I am trying to scrape a table of price data from this website using the following code;
function scrapeData() {
// Retrieve table as a string using Parser.
var url = "https://stooq.com/q/d/?s=barc.uk&i=d";
var fromText = '<td align="center" id="t03">';
var toText = '</td>';
var content = UrlFetchApp.fetch(url).getContentText();
var scraped = Parser.data(content).from(fromText).to(toText).build();
//Parse table using XmlService.
var root = XmlService.parse(scraped).getRootElement();
}
I have taken this method from an approach I used in a similar question here however its failing on this particular url and giving me the error;
Error on line 1: Content is not allowed in prolog. (line 12, file "Stooq")
In related questions here and here they talk of textual content that is not accepted being submitted to the parser however, I am unable to apply the solutions in these questions to my own problem. Any help would be much appreciated.
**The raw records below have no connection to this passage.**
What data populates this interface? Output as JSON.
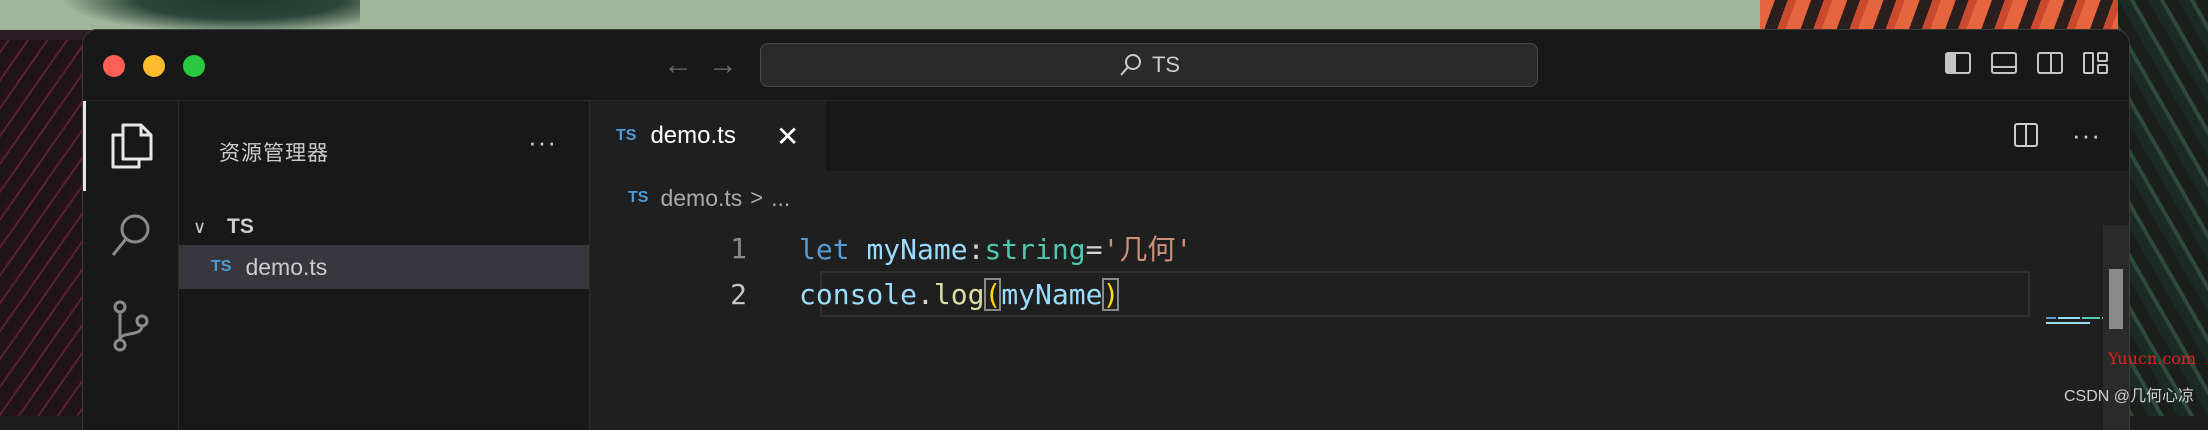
{
  "window": {
    "search_text": "TS"
  },
  "sidebar": {
    "title": "资源管理器",
    "more": "···",
    "folder": "TS",
    "file": {
      "badge": "TS",
      "name": "demo.ts"
    }
  },
  "editor": {
    "tab": {
      "badge": "TS",
      "name": "demo.ts",
      "close": "✕"
    },
    "more": "···",
    "breadcrumb": {
      "badge": "TS",
      "file": "demo.ts",
      "separator": ">",
      "rest": "..."
    },
    "lines": [
      {
        "number": "1",
        "kw": "let",
        "var": "myName",
        "colon": ":",
        "type": "string",
        "eq": "=",
        "str": "'几何'"
      },
      {
        "number": "2",
        "obj": "console",
        "dot": ".",
        "fn": "log",
        "open": "(",
        "arg": "myName",
        "close": ")"
      }
    ]
  },
  "watermarks": {
    "site": "Yuucn.com",
    "author": "CSDN @几何心凉"
  },
  "colors": {
    "keyword": "#569cd6",
    "variable": "#9cdcfe",
    "type": "#4ec9b0",
    "string": "#ce9178",
    "function": "#dcdcaa",
    "ts_badge": "#4d9bd8"
  },
  "icons": {
    "activity": [
      "files-icon",
      "search-icon",
      "source-control-icon"
    ],
    "layout": [
      "toggle-primary-sidebar-icon",
      "toggle-panel-icon",
      "toggle-secondary-sidebar-icon",
      "customize-layout-icon"
    ]
  }
}
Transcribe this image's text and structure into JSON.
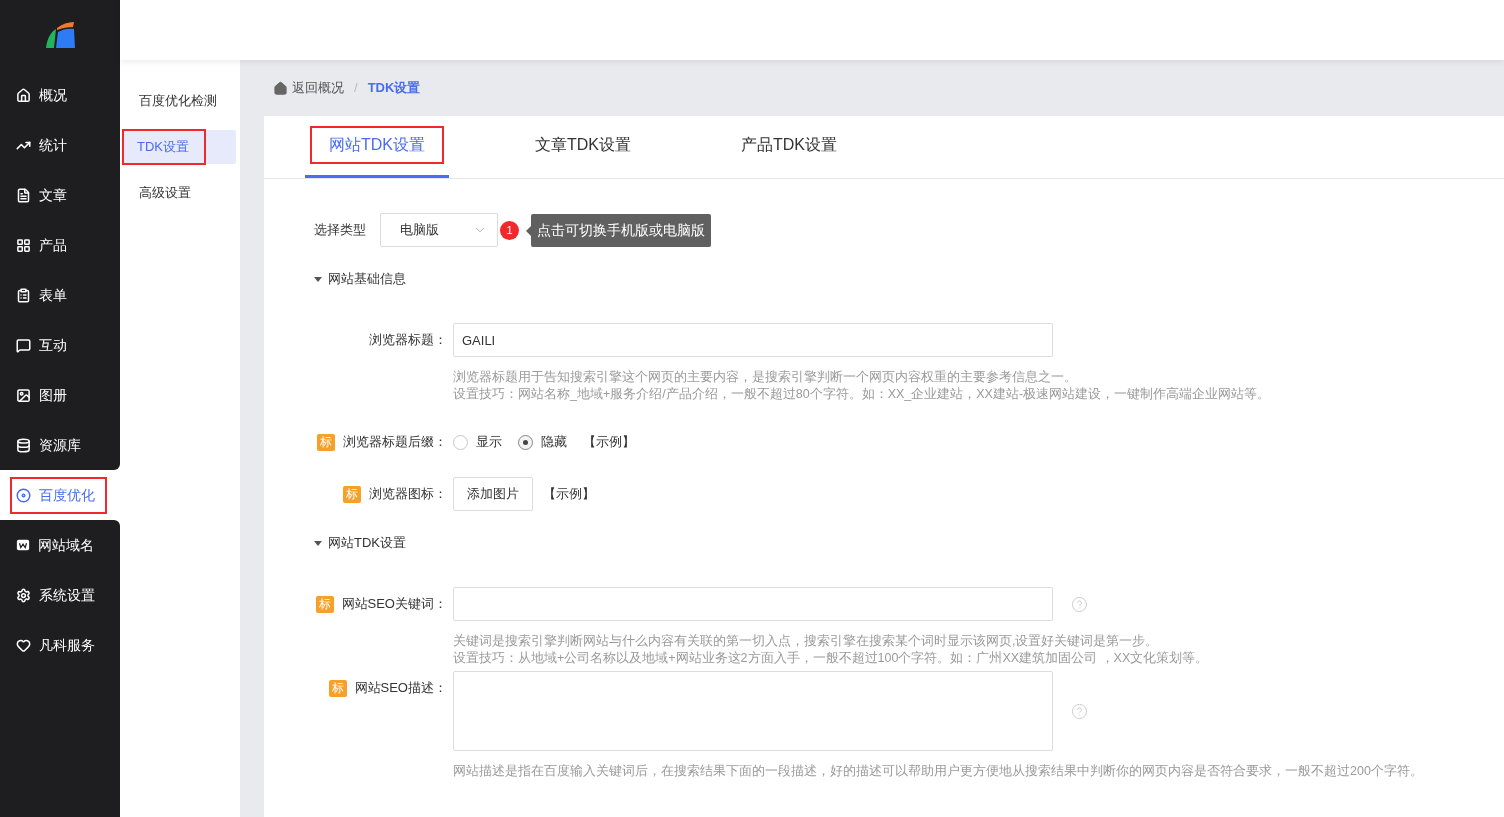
{
  "nav": {
    "items": [
      {
        "label": "概况",
        "selected": false,
        "highlighted": false
      },
      {
        "label": "统计",
        "selected": false,
        "highlighted": false
      },
      {
        "label": "文章",
        "selected": false,
        "highlighted": false
      },
      {
        "label": "产品",
        "selected": false,
        "highlighted": false
      },
      {
        "label": "表单",
        "selected": false,
        "highlighted": false
      },
      {
        "label": "互动",
        "selected": false,
        "highlighted": false
      },
      {
        "label": "图册",
        "selected": false,
        "highlighted": false
      },
      {
        "label": "资源库",
        "selected": false,
        "highlighted": false
      },
      {
        "label": "百度优化",
        "selected": true,
        "highlighted": true
      },
      {
        "label": "网站域名",
        "selected": false,
        "highlighted": false
      },
      {
        "label": "系统设置",
        "selected": false,
        "highlighted": false
      },
      {
        "label": "凡科服务",
        "selected": false,
        "highlighted": false
      }
    ]
  },
  "submenu": {
    "items": [
      {
        "label": "百度优化检测",
        "selected": false,
        "highlighted": false
      },
      {
        "label": "TDK设置",
        "selected": true,
        "highlighted": true
      },
      {
        "label": "高级设置",
        "selected": false,
        "highlighted": false
      }
    ]
  },
  "breadcrumb": {
    "back": "返回概况",
    "separator": "/",
    "current": "TDK设置"
  },
  "tabs": [
    {
      "label": "网站TDK设置",
      "selected": true,
      "highlighted": true
    },
    {
      "label": "文章TDK设置",
      "selected": false,
      "highlighted": false
    },
    {
      "label": "产品TDK设置",
      "selected": false,
      "highlighted": false
    }
  ],
  "type_select": {
    "label": "选择类型",
    "value": "电脑版",
    "callout": {
      "badge": "1",
      "text": "点击可切换手机版或电脑版"
    }
  },
  "sections": [
    {
      "title": "网站基础信息",
      "expanded": true,
      "fields": [
        {
          "kind": "input",
          "label": "浏览器标题：",
          "value": "GAILI",
          "hints": [
            "浏览器标题用于告知搜索引擎这个网页的主要内容，是搜索引擎判断一个网页内容权重的主要参考信息之一。",
            "设置技巧：网站名称_地域+服务介绍/产品介绍，一般不超过80个字符。如：XX_企业建站，XX建站-极速网站建设，一键制作高端企业网站等。"
          ]
        },
        {
          "kind": "radio",
          "tag": "标",
          "label": "浏览器标题后缀：",
          "options": [
            {
              "label": "显示",
              "selected": false
            },
            {
              "label": "隐藏",
              "selected": true
            }
          ],
          "example": "【示例】"
        },
        {
          "kind": "upload",
          "tag": "标",
          "label": "浏览器图标：",
          "button": "添加图片",
          "example": "【示例】"
        }
      ]
    },
    {
      "title": "网站TDK设置",
      "expanded": true,
      "fields": [
        {
          "kind": "input",
          "tag": "标",
          "label": "网站SEO关键词：",
          "help": true,
          "hints": [
            "关键词是搜索引擎判断网站与什么内容有关联的第一切入点，搜索引擎在搜索某个词时显示该网页,设置好关键词是第一步。",
            "设置技巧：从地域+公司名称以及地域+网站业务这2方面入手，一般不超过100个字符。如：广州XX建筑加固公司 ，XX文化策划等。"
          ]
        },
        {
          "kind": "textarea",
          "tag": "标",
          "label": "网站SEO描述：",
          "help": true,
          "hints": [
            "网站描述是指在百度输入关键词后，在搜索结果下面的一段描述，好的描述可以帮助用户更方便地从搜索结果中判断你的网页内容是否符合要求，一般不超过200个字符。"
          ]
        }
      ]
    }
  ]
}
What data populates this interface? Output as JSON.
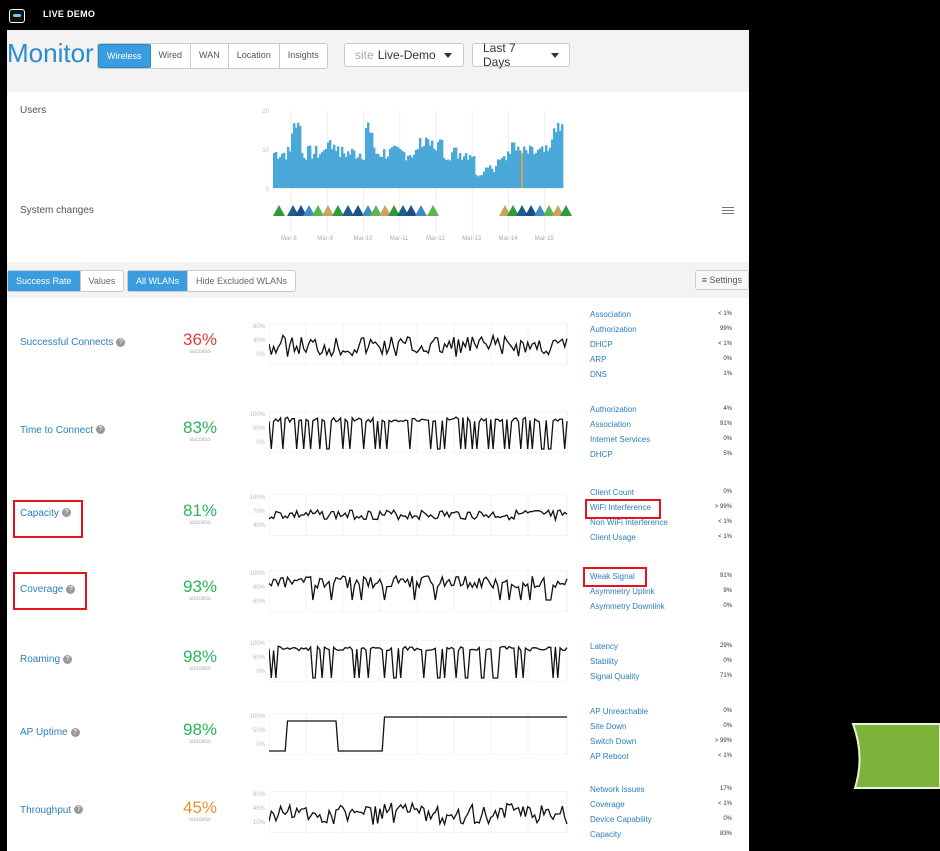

How about this modification?
Modification points:
- In this case, it is required to modify the retrieved HTML values. For example, when
var content = UrlFetchApp.fetch(url).getContentText()
is run, each attribute value is not enclosed. These are required to be modified.
- There is a merged column in the header.
When above points are reflected to the script, it becomes as follows.
Modified script:
function scrapeData() {
// Retrieve table as a string using Parser.
var url = "https://stooq.com/q/d/?s=barc.uk&i=d";
var fromText = '#d9d9d9}</style>';
var toText = '<table';
var content = UrlFetchApp.fetch(url).getContentText();
var scraped = Parser.data(content).from(fromText).to(toText).build();
// Modify values
scraped = scraped.replace(/=([a-zA-Z0-9\%-:]+)/g, "=\"$1\"").replace(/nowrap/g, "");
// Parse table using XmlService.
var root = XmlService.parse(scraped).getRootElement();
// Retrieve header and modify it.
var headerTr = root.getChild("thead").getChildren();
var res = headerTr.map(function(e) {return e.getChildren().map(function(f) {return f.getValue()})});
res[0].splice(7, 0, "Change");
// Retrieve values.
var valuesTr = root.getChild("tbody").getChildren();
var values = valuesTr.map(function(e) {return e.getChildren().map(function(f) {return f.getValue()})});
Array.prototype.push.apply(res, values);
// Put the result to the active spreadsheet.
var ss = SpreadsheetApp.getActiveSheet();
ss.getRange(1, 1, res.length, res[0].length).setValues(res);
}
Note:
- Before you run this modified script, please install the GAS library of Parser.
- This modified script is not corresponding to various URL. This can be used for the URL in your question. If you want to retrieve values from other URL, please modify the script.
Reference:
If this was not what you want, I'm sorry.